A professora Maila ressaltou que, além das publicações, com a audiência a equipe materializa um dos objetivos, que é trazer a ciência para mudar a vida das pessoas. Ela traçou o histórico de oito anos do trabalho, que começa com a síntese de moléculas capazes de ativar o sistema imune e produzirem anticorpos anticocaína e passa pela demonstração da capacidade de inibição da droga impedindo que ela passe da barreira hematoencefálica, a sintetização da molécula, a demonstração de que não toxicidade e o efeito em animais.
O deputado Hugo Leal (PSD-RJ), um dos financiadores da pesquisa por meio de emenda parlamentar, destacou o trabalho do Departamento de Saúde Mental da Faculdade de Medicina da UFMG, que ele conheceu em visita presencial. “Tenho certeza que essa pesquisa trará repercussões na saúde pública, na catástrofe que são as drogas”, pontuou.
O uso da cocaína na gravidez está associado a quadros graves, tanto na gestante quanto no feto, com repercussões ao longo da vida da criança. Entre os problemas para a mãe usuária de cocaína, podem ocorrer pré-eclâmpsia grave, aborto espontâneo e parto prematuro com complicações. Já para os filhos, é comum se observar baixo peso ao nascer, malformações e síndrome de abstinência no recém-nascido.
Assista a íntegra da audiência:
Pesquisa
Quando a vacina foi injetada em ratas grávidas, os anticorpos gerados impediram ou reduziram a passagem de cocaína para o cérebro da mãe e para os fetos, pela placenta. Além disso, os pesquisadores identificaram que os anticorpos passam através do leite, protegendo também os lactentes.
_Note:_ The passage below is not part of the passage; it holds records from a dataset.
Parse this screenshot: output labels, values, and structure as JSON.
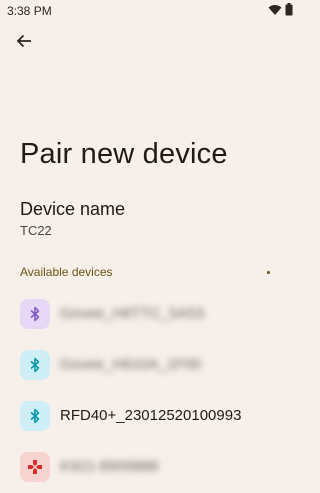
{
  "status_bar": {
    "time": "3:38 PM"
  },
  "header": {
    "back_label": "Back"
  },
  "page": {
    "title": "Pair new device"
  },
  "device_name": {
    "label": "Device name",
    "value": "TC22"
  },
  "available": {
    "header": "Available devices",
    "devices": [
      {
        "name": "Govee_H6TTC_5A53",
        "icon": "bluetooth-icon",
        "obscured": true,
        "color": "#7e57c2"
      },
      {
        "name": "Govee_H610A_1F00",
        "icon": "bluetooth-icon",
        "obscured": true,
        "color": "#0097a7"
      },
      {
        "name": "RFD40+_23012520100993",
        "icon": "bluetooth-icon",
        "obscured": false,
        "color": "#0097a7"
      },
      {
        "name": "K921-8909888",
        "icon": "gamepad-icon",
        "obscured": true,
        "color": "#d32f2f"
      }
    ]
  }
}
Foram feitos dois experimentos que compararam a criação de anticorpos pelo uso da cocaína e pela aplicação da vacina. A vacina estimulou a produção de anticorpos em quantidades de quatro a seis vezes superiores ao do uso da droga. Ao todo, 26 animais foram testados, sendo metade de cada experimento em grupo controle utilizando placebo. Comparadas às mães tratadas com placebo, as mães vacinadas durante a gestação apresentaram maior ganho de peso gestacional e maior tamanho da ninhada. Entre os benefícios, as mães vacinadas tiveram ninhadas significativamente maiores no parto (27% maiores) e também no desmame (37%).
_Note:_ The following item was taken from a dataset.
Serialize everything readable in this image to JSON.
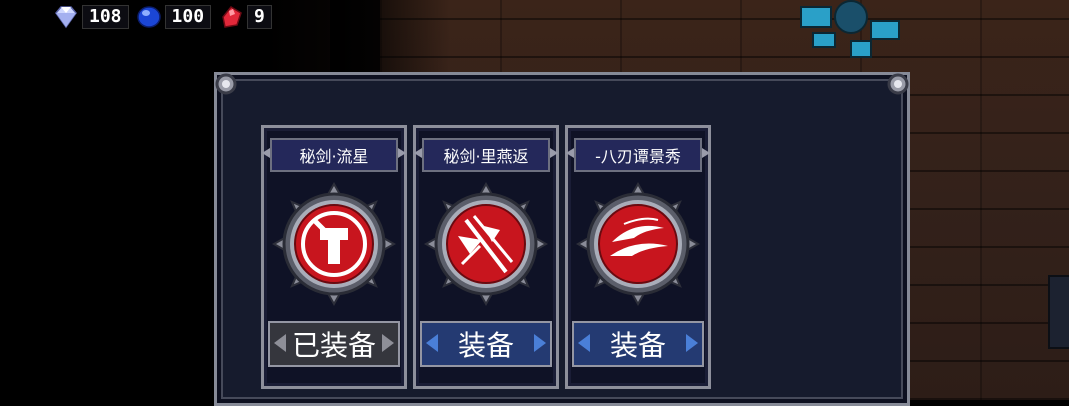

A molécula GNE-KLH foi criada a partir da modificação da cocaína e é uma proteína capaz de induzir a produção de anticorpos. O estudo teve financiamento da Fundação de Amparo à Pesquisa do Estado de Minas Gerais (Fapemig), Conselho Nacional de Desenvolvimento Científico e Tecnológico (CNPq), Secretaria Nacional de Política sobre Drogas e da Câmara dos Deputados, por meio de emenda parlamentar do deputado federal Hugo Leal (RJ).
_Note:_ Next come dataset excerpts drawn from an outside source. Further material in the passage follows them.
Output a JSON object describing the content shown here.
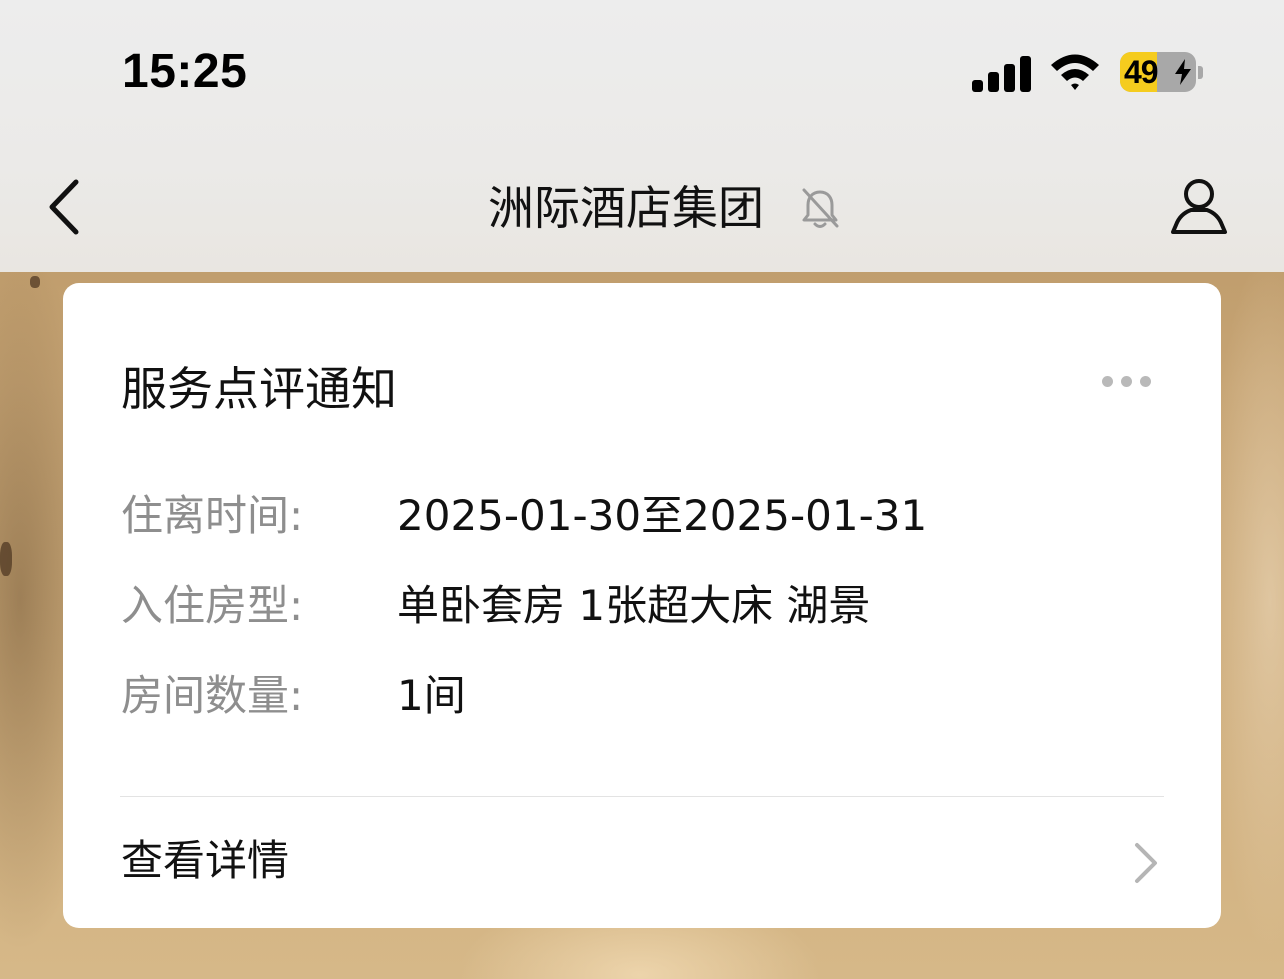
{
  "status_bar": {
    "time": "15:25",
    "battery_level": "49",
    "battery_fraction": 0.49,
    "charging": true,
    "icons": [
      "signal-icon",
      "wifi-icon",
      "battery-icon",
      "bolt-icon"
    ]
  },
  "header": {
    "title": "洲际酒店集团",
    "muted": true,
    "icons": [
      "chevron-left-icon",
      "bell-off-icon",
      "person-icon"
    ]
  },
  "message_card": {
    "title": "服务点评通知",
    "fields": [
      {
        "label": "住离时间:",
        "value": "2025-01-30至2025-01-31"
      },
      {
        "label": "入住房型:",
        "value": "单卧套房 1张超大床 湖景"
      },
      {
        "label": "房间数量:",
        "value": "1间"
      }
    ],
    "link_label": "查看详情",
    "icons": [
      "more-icon",
      "chevron-right-icon"
    ]
  },
  "colors": {
    "accent_battery": "#f5cc1e",
    "label_gray": "#8e8e8e",
    "text_dark": "#111111",
    "card_bg": "#ffffff"
  }
}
Participaram do estudo os professores do SAM, Frederico Garcia e Maila de Castro; a professora da Faculdade de Farmácia da UFMG, Gisele Goulart; o professor do Instituto de Ciências Exatas, Ângelo de Fátima; e os pesquisadores do Núcleo de Pesquisa em Vulnerabilidade e Saúde (NAVeS) do SAM, Paulo Sérgio de Almeida, Raissa Pereira, Sordaini Caligiorne, Brian Sabato, Bruna Assis, Larissa do Espírito Santo e Karine Reis.